The DNC keeps the Watergate file cabinet next to server hacked by Russia

The basement of the Democratic National Committee's Washington, DC, headquarters holds one of the most fitting images to come out of the hacks that dogged Democrats in the 2016 presidential election. On the left: a 1960s era file cabinet that was jimmied open during the 1972 Watergate break-in. On the right: a DNC server that was hacked by what the US intelligence community says were Russian operatives.

The photo is from an 8,300-word New York Times article about how two separate Russian government groups hacked the DNC. The hacks first came to light in June, and the rough outline is well known. For months, the intruders had free reign over the DNC's computers.
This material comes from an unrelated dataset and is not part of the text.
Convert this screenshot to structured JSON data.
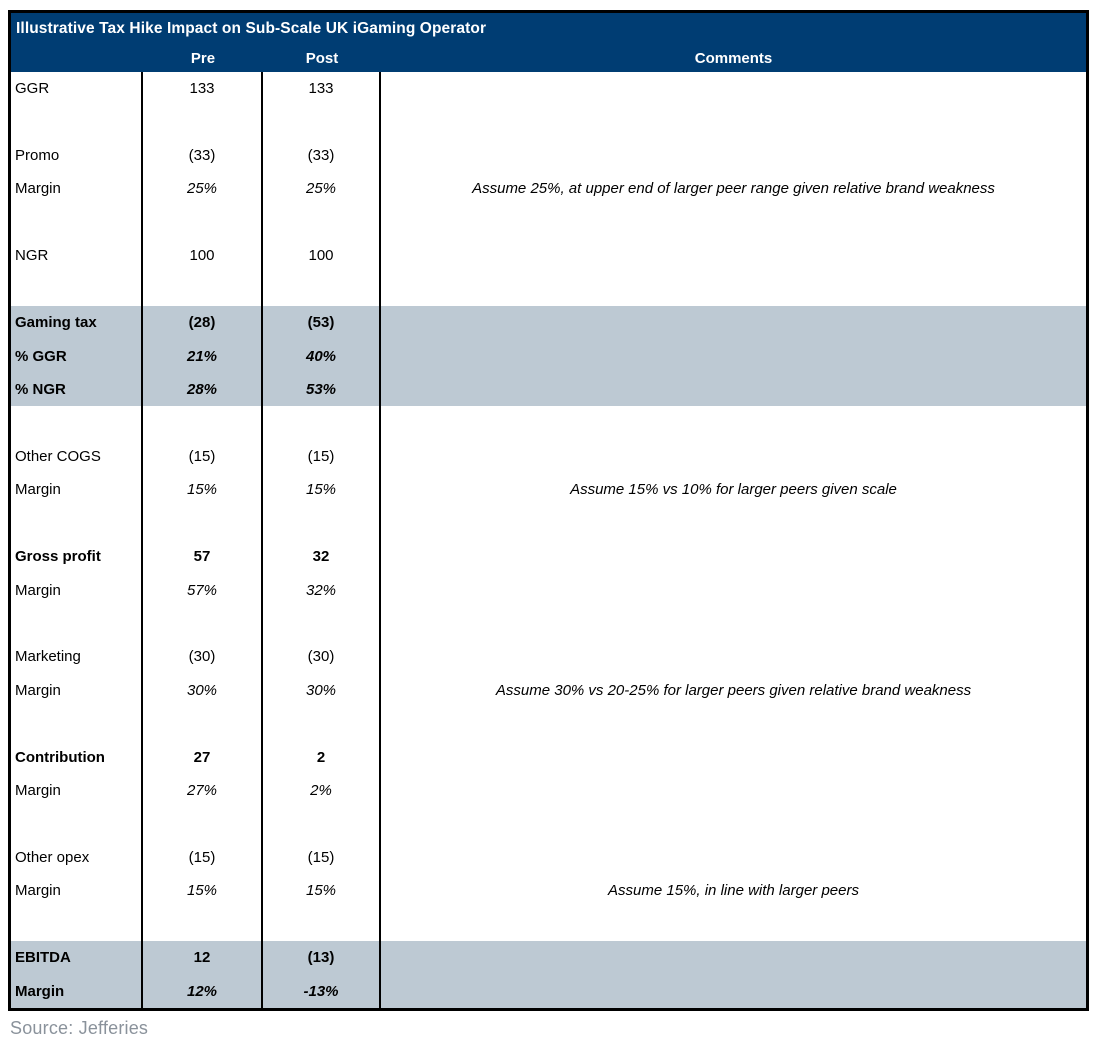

Over time, the Russians extended their reach into the Gmail accounts of Clinton campaign chairman John Podesta, former secretary of State Colin Powell, and others. The series of DNC blunders, bordering on ineptitude, that allowed the attacks to succeed has been well documented. Those blunders are now coming into sharper focus.

Like the feeble filing cabinet, the shortcomings exposed in the New York Times' blow-by-blow account show just how ineffective and doomed the DNCs's defenses were against a much-better organized adversary. Equally important, the report reveals how a "series of missed signals, slow responses, and a continuing underestimation of the seriousness of the cyberattack"—apportioned in almost equal parts by members of the FBI, the DNC, and the Clinton campaign—allowed the hacking drama to play out.